On Sunday 2nd September 2016, London commemorated the 350 year anniversary of the Great Fire of London. The fire itself was significant, due to the remarkable size, and the lack of control held over it. But, the events that occurred at the beginning of September 1666, would also change London as a city.
The story goes, that at midnight on Sunday 2nd September 1666, a fire broke out on (or near) Pudding Lane (mentioned in ‘Towers of London’ walk), coming from Thomas Farriner’s bakery. The delay of decisive action helped spread the fire into the adjacent housing. The fire spread to more flammable buildings on the river front. Later that Sunday morning as the fire spread, all attempts to stop the fire were forgotten. The fire managed to burn London Bridge, but had not touched the south side of the river.
Samuel Pepys, famous for his diary written during the 1660s wrote about the Great Fire. Pepys describes the fire as “a bow with God’s arrow in it with a shining point.”
By Monday the fire had spread to the housing belonging to the bankers. There was a rush to collect all their gold, before escaping to the river on boats.
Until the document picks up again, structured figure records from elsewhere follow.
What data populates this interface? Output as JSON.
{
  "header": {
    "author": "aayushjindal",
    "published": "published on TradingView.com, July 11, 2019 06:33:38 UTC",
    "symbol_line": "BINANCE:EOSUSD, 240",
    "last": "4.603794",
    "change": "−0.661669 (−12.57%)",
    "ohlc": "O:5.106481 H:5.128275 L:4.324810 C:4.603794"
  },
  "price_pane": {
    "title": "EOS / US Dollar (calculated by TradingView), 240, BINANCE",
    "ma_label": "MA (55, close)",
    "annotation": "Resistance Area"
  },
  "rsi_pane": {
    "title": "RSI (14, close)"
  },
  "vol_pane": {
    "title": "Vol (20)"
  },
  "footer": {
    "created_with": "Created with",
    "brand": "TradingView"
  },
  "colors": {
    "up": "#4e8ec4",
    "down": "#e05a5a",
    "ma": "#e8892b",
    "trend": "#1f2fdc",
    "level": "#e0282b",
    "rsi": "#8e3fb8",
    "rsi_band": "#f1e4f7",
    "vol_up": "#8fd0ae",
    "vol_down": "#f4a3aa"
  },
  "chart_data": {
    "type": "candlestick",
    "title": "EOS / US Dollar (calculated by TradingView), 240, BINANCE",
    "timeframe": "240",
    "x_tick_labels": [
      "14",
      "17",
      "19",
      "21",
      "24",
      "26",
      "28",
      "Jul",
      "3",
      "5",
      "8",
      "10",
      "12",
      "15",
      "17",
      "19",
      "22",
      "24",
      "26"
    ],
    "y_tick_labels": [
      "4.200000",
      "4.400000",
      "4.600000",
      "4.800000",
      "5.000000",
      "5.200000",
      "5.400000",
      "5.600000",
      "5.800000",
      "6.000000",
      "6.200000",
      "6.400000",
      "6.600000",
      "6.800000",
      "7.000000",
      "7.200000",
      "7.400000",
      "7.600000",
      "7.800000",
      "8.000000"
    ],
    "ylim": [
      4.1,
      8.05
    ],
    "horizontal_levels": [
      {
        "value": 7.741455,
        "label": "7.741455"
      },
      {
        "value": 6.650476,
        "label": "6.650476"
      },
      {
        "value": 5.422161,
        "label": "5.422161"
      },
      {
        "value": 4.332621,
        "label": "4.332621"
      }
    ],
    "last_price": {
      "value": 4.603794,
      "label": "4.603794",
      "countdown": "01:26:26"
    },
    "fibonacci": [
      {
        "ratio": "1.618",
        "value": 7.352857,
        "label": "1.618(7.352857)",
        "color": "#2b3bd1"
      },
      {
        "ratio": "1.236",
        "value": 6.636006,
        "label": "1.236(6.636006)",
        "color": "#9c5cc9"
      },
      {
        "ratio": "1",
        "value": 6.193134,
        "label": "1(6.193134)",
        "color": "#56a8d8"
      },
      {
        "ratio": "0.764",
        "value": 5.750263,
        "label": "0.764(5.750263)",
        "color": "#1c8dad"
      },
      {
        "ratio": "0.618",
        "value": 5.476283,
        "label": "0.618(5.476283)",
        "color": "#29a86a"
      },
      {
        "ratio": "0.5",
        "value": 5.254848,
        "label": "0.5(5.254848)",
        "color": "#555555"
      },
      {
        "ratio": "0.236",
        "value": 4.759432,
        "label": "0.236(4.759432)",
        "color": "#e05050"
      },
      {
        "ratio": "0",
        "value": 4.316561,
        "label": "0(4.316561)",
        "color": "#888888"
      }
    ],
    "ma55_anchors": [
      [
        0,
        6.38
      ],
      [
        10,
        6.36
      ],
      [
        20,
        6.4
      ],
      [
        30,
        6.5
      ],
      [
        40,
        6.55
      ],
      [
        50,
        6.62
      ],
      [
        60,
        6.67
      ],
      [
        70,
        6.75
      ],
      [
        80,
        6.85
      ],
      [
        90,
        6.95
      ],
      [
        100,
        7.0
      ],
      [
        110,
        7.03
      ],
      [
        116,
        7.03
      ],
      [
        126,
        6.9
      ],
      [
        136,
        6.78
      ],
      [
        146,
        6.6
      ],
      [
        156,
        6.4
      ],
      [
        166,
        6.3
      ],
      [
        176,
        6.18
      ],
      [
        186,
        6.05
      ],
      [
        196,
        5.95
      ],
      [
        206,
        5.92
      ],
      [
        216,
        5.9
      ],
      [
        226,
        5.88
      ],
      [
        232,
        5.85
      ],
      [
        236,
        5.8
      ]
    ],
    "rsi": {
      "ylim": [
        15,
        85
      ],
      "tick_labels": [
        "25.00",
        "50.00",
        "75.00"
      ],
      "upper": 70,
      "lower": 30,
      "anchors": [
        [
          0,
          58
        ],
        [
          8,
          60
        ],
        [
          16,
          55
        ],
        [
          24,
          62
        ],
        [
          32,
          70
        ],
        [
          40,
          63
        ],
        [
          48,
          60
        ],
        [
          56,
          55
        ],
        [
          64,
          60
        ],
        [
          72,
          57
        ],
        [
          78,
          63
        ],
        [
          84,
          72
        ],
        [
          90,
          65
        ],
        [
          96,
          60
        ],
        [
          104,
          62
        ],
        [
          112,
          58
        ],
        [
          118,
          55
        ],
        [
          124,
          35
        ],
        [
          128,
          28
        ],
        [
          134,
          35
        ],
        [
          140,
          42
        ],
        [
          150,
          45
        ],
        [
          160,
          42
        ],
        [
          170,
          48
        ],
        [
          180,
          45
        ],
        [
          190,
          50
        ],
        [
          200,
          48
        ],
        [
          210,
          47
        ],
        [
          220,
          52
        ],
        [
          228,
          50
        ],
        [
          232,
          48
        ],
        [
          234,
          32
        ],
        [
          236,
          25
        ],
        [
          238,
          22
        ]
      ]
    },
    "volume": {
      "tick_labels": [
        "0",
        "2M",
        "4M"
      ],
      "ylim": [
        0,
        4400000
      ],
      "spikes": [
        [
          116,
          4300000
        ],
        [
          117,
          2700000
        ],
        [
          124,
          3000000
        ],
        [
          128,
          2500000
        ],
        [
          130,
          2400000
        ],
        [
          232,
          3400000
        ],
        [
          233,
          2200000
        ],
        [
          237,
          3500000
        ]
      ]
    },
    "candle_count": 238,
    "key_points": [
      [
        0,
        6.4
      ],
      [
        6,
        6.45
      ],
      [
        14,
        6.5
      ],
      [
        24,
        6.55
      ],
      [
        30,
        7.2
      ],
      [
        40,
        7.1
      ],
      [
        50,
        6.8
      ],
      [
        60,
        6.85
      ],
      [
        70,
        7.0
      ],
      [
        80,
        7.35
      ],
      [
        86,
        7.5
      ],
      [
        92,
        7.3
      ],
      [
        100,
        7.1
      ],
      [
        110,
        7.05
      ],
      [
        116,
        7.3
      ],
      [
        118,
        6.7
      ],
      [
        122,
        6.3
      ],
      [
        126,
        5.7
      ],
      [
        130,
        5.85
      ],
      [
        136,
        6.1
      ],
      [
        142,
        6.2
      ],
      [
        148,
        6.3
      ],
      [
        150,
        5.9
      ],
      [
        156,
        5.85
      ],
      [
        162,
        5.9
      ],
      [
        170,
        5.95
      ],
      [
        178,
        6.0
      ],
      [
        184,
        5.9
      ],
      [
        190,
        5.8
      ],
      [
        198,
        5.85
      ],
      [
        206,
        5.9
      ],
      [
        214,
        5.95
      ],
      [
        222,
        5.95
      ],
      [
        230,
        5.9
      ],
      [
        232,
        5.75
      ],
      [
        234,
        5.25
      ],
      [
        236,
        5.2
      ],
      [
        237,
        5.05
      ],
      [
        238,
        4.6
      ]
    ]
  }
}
James, the Duke of York, and King Charles II brother started the attempts to quell the fire. The royal palace, Baynard’s castle (mentioned in ‘Sweet Thames London’ walk) was destroyed that day.
On Tuesday James was hard at work, trying to create firebreaks by blowing up houses. The fire had passed the river Fleet, a gap in the streets that was not able to suffocate the fire. The fire reached Cheapside, an affluent shopping street. In the evening, St Pauls Cathedral was on fire. Christopher Wren was restoring the landmark, and the wooden scaffolding had caught fire.
Fortunately by Wednesday 5th September, the firebreaks started to be effective. There was much destruction, and those who were left homeless took refuge outside the City of London.
It is said that the death toll was fairly low, but may not have accounted for the poor who were killed.
The fire of London was a turning point in history. The architecture, and layout of the city changed. Streets became wider, and houses were made from stone. This was a preventative measure, but a significant change to London.
From the ashes, there were benefits to the Londoners. The fire helped remove traces of the Great Plague of London.
Today the Monument standing in the City of London, marks as a tribute to the Great Fire.